Our client, a satellite provider, built a large satellite to house a terrestrial-looking telescope. The satellite included an extremely sensitive optical system which needed to be thermally monitored and controlled to prevent damage to the optics, which were critical for the mission success. Second Order Effects (SOE) was hired to design, develop, build, qualify, and produce a programmable temperature controller
Our challenge was to deliver a reliable, configurable thermal controller that would be qualified for a long-term Geosynchronous Transfer Orbit (GTO) mission while minimizing development effort and overhead while optimizing for tight timelines and efficiency.
Our client needed heaters to ensure that their sensitive optical equipment did not fall outside of operating temperature parameters for the large temperature swings that occur in space. These heaters and their temperature sensors would be mounted in thermally sensitive areas of the optics.

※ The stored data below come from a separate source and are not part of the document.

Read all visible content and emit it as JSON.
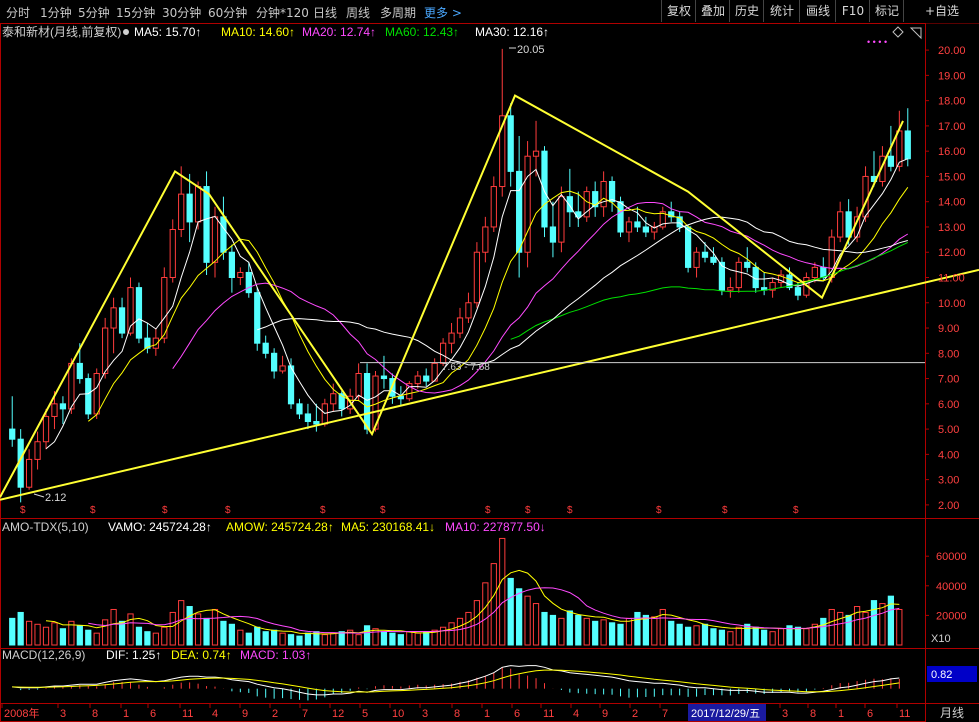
{
  "toolbar": {
    "periods": [
      "分时",
      "1分钟",
      "5分钟",
      "15分钟",
      "30分钟",
      "60分钟",
      "分钟*120",
      "日线",
      "周线",
      "多周期"
    ],
    "more": "更多 >",
    "right_buttons": [
      "复权",
      "叠加",
      "历史",
      "统计",
      "画线",
      "F10",
      "标记",
      "+自选"
    ]
  },
  "main_header": {
    "title": "泰和新材(月线,前复权)",
    "ma5": "MA5: 15.70↑",
    "ma10": "MA10: 14.60↑",
    "ma20": "MA20: 12.74↑",
    "ma60": "MA60: 12.43↑",
    "ma30": "MA30: 12.16↑"
  },
  "vol_header": {
    "name": "AMO-TDX(5,10)",
    "vamo": "VAMO: 245724.28↑",
    "amow": "AMOW: 245724.28↑",
    "ma5": "MA5: 230168.41↓",
    "ma10": "MA10: 227877.50↓"
  },
  "macd_header": {
    "name": "MACD(12,26,9)",
    "dif": "DIF: 1.25↑",
    "dea": "DEA: 0.74↑",
    "macd": "MACD: 1.03↑"
  },
  "annotations": {
    "high": "20.05",
    "low": "2.12",
    "level_label": "7.63 - 7.68"
  },
  "bottom_axis": {
    "labels": [
      "2008年",
      "3",
      "8",
      "1",
      "6",
      "11",
      "4",
      "9",
      "2",
      "7",
      "12",
      "5",
      "10",
      "3",
      "8",
      "1",
      "6",
      "11",
      "4",
      "9",
      "2",
      "7",
      "12",
      "5",
      "10",
      "3",
      "8",
      "1",
      "6",
      "11"
    ],
    "cursor_date": "2017/12/29/五",
    "period": "月线"
  },
  "vol_axis": {
    "unit_label": "X10"
  },
  "macd_axis": {
    "value_box": "0.82"
  },
  "colors": {
    "up": "#ff3c3c",
    "down": "#54ffff",
    "ma5": "#ffffff",
    "ma10": "#ffff00",
    "ma20": "#ff4aff",
    "ma60": "#00e000",
    "ma30": "#ffffff",
    "trendline": "#ffff33",
    "axis": "#b00000",
    "label": "#ff4040"
  },
  "chart_data": [
    {
      "type": "candlestick",
      "title": "泰和新材(月线,前复权)",
      "ylim": [
        1.6,
        20.4
      ],
      "y_ticks": [
        2,
        3,
        4,
        5,
        6,
        7,
        8,
        9,
        10,
        11,
        12,
        13,
        14,
        15,
        16,
        17,
        18,
        19,
        20
      ],
      "grid": false,
      "series_high_label": 20.05,
      "series_low_label": 2.12,
      "level": [
        7.63,
        7.68
      ],
      "ohlc": [
        [
          5.0,
          6.3,
          4.3,
          4.6
        ],
        [
          4.6,
          5.0,
          2.1,
          2.7
        ],
        [
          2.7,
          4.2,
          2.6,
          3.8
        ],
        [
          3.8,
          4.9,
          3.4,
          4.5
        ],
        [
          4.5,
          5.8,
          4.2,
          5.5
        ],
        [
          5.5,
          6.5,
          5.0,
          6.0
        ],
        [
          6.0,
          6.3,
          5.2,
          5.8
        ],
        [
          5.8,
          7.8,
          5.6,
          7.6
        ],
        [
          7.6,
          8.4,
          6.8,
          7.0
        ],
        [
          7.0,
          7.2,
          5.4,
          5.6
        ],
        [
          5.6,
          7.4,
          5.4,
          7.2
        ],
        [
          7.2,
          9.4,
          7.0,
          9.0
        ],
        [
          9.0,
          10.2,
          8.0,
          9.8
        ],
        [
          9.8,
          10.2,
          8.6,
          8.8
        ],
        [
          8.8,
          11.0,
          8.7,
          10.6
        ],
        [
          10.6,
          10.8,
          8.4,
          8.6
        ],
        [
          8.6,
          9.2,
          8.0,
          8.2
        ],
        [
          8.2,
          9.0,
          7.9,
          8.6
        ],
        [
          8.6,
          11.4,
          8.4,
          11.0
        ],
        [
          11.0,
          13.3,
          10.8,
          12.9
        ],
        [
          12.9,
          15.4,
          12.6,
          14.3
        ],
        [
          14.3,
          15.1,
          12.4,
          13.2
        ],
        [
          13.2,
          14.8,
          12.9,
          14.6
        ],
        [
          14.6,
          15.2,
          11.1,
          11.6
        ],
        [
          11.6,
          13.8,
          11.0,
          13.4
        ],
        [
          13.4,
          14.2,
          11.7,
          12.0
        ],
        [
          12.0,
          12.3,
          10.4,
          11.0
        ],
        [
          11.0,
          11.4,
          10.7,
          11.2
        ],
        [
          11.2,
          11.6,
          10.2,
          10.4
        ],
        [
          10.4,
          10.6,
          8.1,
          8.4
        ],
        [
          8.4,
          8.7,
          7.8,
          8.0
        ],
        [
          8.0,
          8.2,
          7.0,
          7.3
        ],
        [
          7.3,
          7.9,
          7.2,
          7.5
        ],
        [
          7.5,
          7.8,
          5.8,
          6.0
        ],
        [
          6.0,
          6.2,
          5.4,
          5.6
        ],
        [
          5.6,
          6.0,
          5.0,
          5.3
        ],
        [
          5.3,
          6.0,
          4.9,
          5.2
        ],
        [
          5.2,
          6.2,
          5.1,
          6.0
        ],
        [
          6.0,
          6.8,
          5.7,
          6.4
        ],
        [
          6.4,
          6.5,
          5.5,
          5.8
        ],
        [
          5.8,
          6.6,
          5.6,
          6.3
        ],
        [
          6.3,
          7.6,
          6.1,
          7.2
        ],
        [
          7.2,
          7.6,
          4.8,
          5.0
        ],
        [
          5.0,
          7.3,
          4.9,
          7.1
        ],
        [
          7.1,
          7.9,
          6.6,
          7.0
        ],
        [
          7.0,
          7.2,
          6.0,
          6.3
        ],
        [
          6.3,
          6.7,
          5.9,
          6.2
        ],
        [
          6.2,
          6.9,
          6.1,
          6.8
        ],
        [
          6.8,
          7.3,
          6.6,
          7.1
        ],
        [
          7.1,
          7.4,
          6.7,
          6.9
        ],
        [
          6.9,
          7.8,
          6.9,
          7.6
        ],
        [
          7.6,
          8.6,
          7.5,
          8.4
        ],
        [
          8.4,
          9.2,
          8.0,
          8.8
        ],
        [
          8.8,
          9.8,
          8.6,
          9.4
        ],
        [
          9.4,
          10.4,
          9.2,
          10.0
        ],
        [
          10.0,
          12.4,
          9.8,
          12.0
        ],
        [
          12.0,
          13.4,
          11.6,
          13.0
        ],
        [
          13.0,
          15.0,
          12.8,
          14.6
        ],
        [
          14.6,
          20.05,
          14.2,
          17.4
        ],
        [
          17.4,
          17.9,
          14.6,
          15.2
        ],
        [
          15.2,
          16.6,
          11.0,
          12.0
        ],
        [
          12.0,
          16.4,
          11.4,
          15.8
        ],
        [
          15.8,
          17.2,
          15.0,
          16.0
        ],
        [
          16.0,
          16.2,
          12.6,
          13.0
        ],
        [
          13.0,
          14.0,
          11.8,
          12.4
        ],
        [
          12.4,
          14.6,
          12.0,
          14.2
        ],
        [
          14.2,
          15.3,
          13.0,
          13.6
        ],
        [
          13.6,
          14.4,
          13.0,
          13.4
        ],
        [
          13.4,
          14.6,
          13.2,
          14.4
        ],
        [
          14.4,
          14.8,
          13.4,
          13.8
        ],
        [
          13.8,
          15.2,
          13.4,
          14.8
        ],
        [
          14.8,
          15.0,
          13.6,
          14.0
        ],
        [
          14.0,
          14.2,
          12.6,
          12.8
        ],
        [
          12.8,
          13.4,
          12.4,
          13.2
        ],
        [
          13.2,
          13.8,
          12.8,
          13.0
        ],
        [
          13.0,
          13.4,
          12.6,
          12.8
        ],
        [
          12.8,
          13.2,
          12.5,
          13.0
        ],
        [
          13.0,
          13.8,
          12.9,
          13.6
        ],
        [
          13.6,
          14.0,
          13.2,
          13.4
        ],
        [
          13.4,
          13.6,
          12.8,
          13.0
        ],
        [
          13.0,
          13.1,
          11.2,
          11.4
        ],
        [
          11.4,
          12.2,
          11.0,
          12.0
        ],
        [
          12.0,
          12.4,
          11.6,
          11.8
        ],
        [
          11.8,
          12.2,
          11.5,
          11.6
        ],
        [
          11.6,
          11.8,
          10.3,
          10.5
        ],
        [
          10.5,
          11.0,
          10.2,
          10.6
        ],
        [
          10.6,
          11.8,
          10.4,
          11.6
        ],
        [
          11.6,
          12.2,
          11.2,
          11.4
        ],
        [
          11.4,
          11.6,
          10.4,
          10.6
        ],
        [
          10.6,
          11.2,
          10.3,
          10.5
        ],
        [
          10.5,
          11.0,
          10.2,
          10.8
        ],
        [
          10.8,
          11.3,
          10.6,
          11.1
        ],
        [
          11.1,
          11.4,
          10.5,
          10.6
        ],
        [
          10.6,
          10.8,
          10.1,
          10.3
        ],
        [
          10.3,
          11.2,
          10.2,
          11.0
        ],
        [
          11.0,
          11.6,
          10.8,
          11.4
        ],
        [
          11.4,
          11.8,
          10.9,
          11.0
        ],
        [
          11.0,
          12.9,
          10.8,
          12.6
        ],
        [
          12.6,
          14.0,
          12.4,
          13.6
        ],
        [
          13.6,
          14.1,
          12.3,
          12.6
        ],
        [
          12.6,
          13.8,
          12.4,
          13.4
        ],
        [
          13.4,
          15.4,
          13.2,
          15.0
        ],
        [
          15.0,
          16.0,
          14.6,
          14.8
        ],
        [
          14.8,
          16.2,
          14.6,
          15.8
        ],
        [
          15.8,
          17.0,
          15.2,
          15.4
        ],
        [
          15.4,
          17.6,
          15.2,
          16.8
        ],
        [
          16.8,
          17.7,
          15.4,
          15.7
        ]
      ],
      "ma": [
        {
          "name": "MA5",
          "color": "ma5",
          "period": 5
        },
        {
          "name": "MA10",
          "color": "ma10",
          "period": 10
        },
        {
          "name": "MA20",
          "color": "ma20",
          "period": 20
        },
        {
          "name": "MA60",
          "color": "ma60",
          "period": 60
        },
        {
          "name": "MA30",
          "color": "ma30",
          "period": 30
        }
      ],
      "trendlines": [
        [
          [
            0.0,
            2.3
          ],
          [
            175.0,
            15.2
          ],
          [
            209.0,
            14.3
          ],
          [
            372.0,
            4.8
          ],
          [
            515.0,
            18.2
          ],
          [
            688.0,
            14.4
          ],
          [
            822.0,
            10.2
          ],
          [
            903.0,
            17.2
          ]
        ],
        [
          [
            0.0,
            2.2
          ],
          [
            979.0,
            11.3
          ]
        ]
      ]
    },
    {
      "type": "bar",
      "title": "AMO-TDX(5,10)",
      "ylim": [
        0,
        75000
      ],
      "y_ticks": [
        20000,
        40000,
        60000
      ],
      "values": [
        18000,
        22000,
        16000,
        14000,
        12000,
        15000,
        11000,
        16000,
        13000,
        10000,
        8000,
        17000,
        24000,
        16000,
        21000,
        12000,
        9000,
        8000,
        12000,
        22000,
        30000,
        26000,
        21000,
        18000,
        24000,
        16000,
        14000,
        10000,
        8000,
        12000,
        9000,
        10000,
        8000,
        7000,
        6000,
        8000,
        9000,
        7000,
        8000,
        9000,
        10000,
        7000,
        13000,
        11000,
        9000,
        8000,
        7000,
        9000,
        8000,
        9000,
        10000,
        12000,
        15000,
        18000,
        22000,
        30000,
        42000,
        55000,
        72000,
        45000,
        38000,
        33000,
        28000,
        22000,
        20000,
        18000,
        23000,
        20000,
        18000,
        16000,
        17000,
        15000,
        14000,
        18000,
        22000,
        20000,
        19000,
        24000,
        16000,
        14000,
        12000,
        13000,
        14000,
        11000,
        10000,
        9000,
        12000,
        14000,
        12000,
        10000,
        9000,
        11000,
        13000,
        12000,
        11000,
        14000,
        18000,
        24000,
        22000,
        20000,
        26000,
        22000,
        30000,
        28000,
        33000,
        24000
      ],
      "ma": [
        "MA5",
        "MA10"
      ]
    },
    {
      "type": "bar",
      "title": "MACD(12,26,9)",
      "y_value_box": 0.82,
      "dif": [
        0.2,
        0.1,
        0.1,
        0.1,
        0.2,
        0.3,
        0.3,
        0.4,
        0.5,
        0.5,
        0.5,
        0.7,
        0.9,
        1.0,
        1.1,
        1.0,
        0.9,
        0.8,
        0.9,
        1.1,
        1.3,
        1.4,
        1.4,
        1.3,
        1.3,
        1.2,
        1.0,
        0.9,
        0.8,
        0.5,
        0.3,
        0.1,
        0.0,
        -0.2,
        -0.4,
        -0.6,
        -0.7,
        -0.7,
        -0.6,
        -0.6,
        -0.5,
        -0.3,
        -0.4,
        -0.2,
        -0.1,
        -0.1,
        -0.1,
        0.0,
        0.1,
        0.1,
        0.2,
        0.3,
        0.4,
        0.6,
        0.8,
        1.1,
        1.4,
        1.8,
        2.4,
        2.6,
        2.5,
        2.6,
        2.6,
        2.4,
        2.1,
        2.0,
        1.8,
        1.7,
        1.6,
        1.5,
        1.4,
        1.3,
        1.1,
        0.9,
        0.8,
        0.7,
        0.6,
        0.6,
        0.5,
        0.4,
        0.2,
        0.1,
        0.1,
        0.0,
        -0.1,
        -0.2,
        -0.2,
        -0.2,
        -0.3,
        -0.4,
        -0.4,
        -0.4,
        -0.4,
        -0.5,
        -0.5,
        -0.4,
        -0.3,
        -0.1,
        0.1,
        0.2,
        0.4,
        0.6,
        0.8,
        0.9,
        1.1,
        1.2
      ]
    }
  ]
}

The client wanted a controller that would precisely turn on heaters when thermal environments dropped to a level that could damage the telescope. Since the thermal environment would be difficult to characterize until the majority of the satellite was built and tested, the controller’s temperature response needed to be configurable late into the program
We developed a 5-channel, closed-loop, stateless and easy-to-use temperature controller called the Space Heater Hardware Adjustable Controller (SHHAC) using radiation-hardened parts. It uses physical wiring on an external connector to program the controller and avoid the lengthy process of aerospace qualified software — a simpler solution. We managed and supported the production of the avionics box from design through integration into the flight vehicle, ultimately ensuring a highly reliable solution for our client.
SHHAC underwent a series of tests prior to production, passing hardware qualification and acceptance test cycle in accordance with SMC-S-016. We tested for unit qualification:
The temperature controller is mounted on a satellite and is currently in orbit.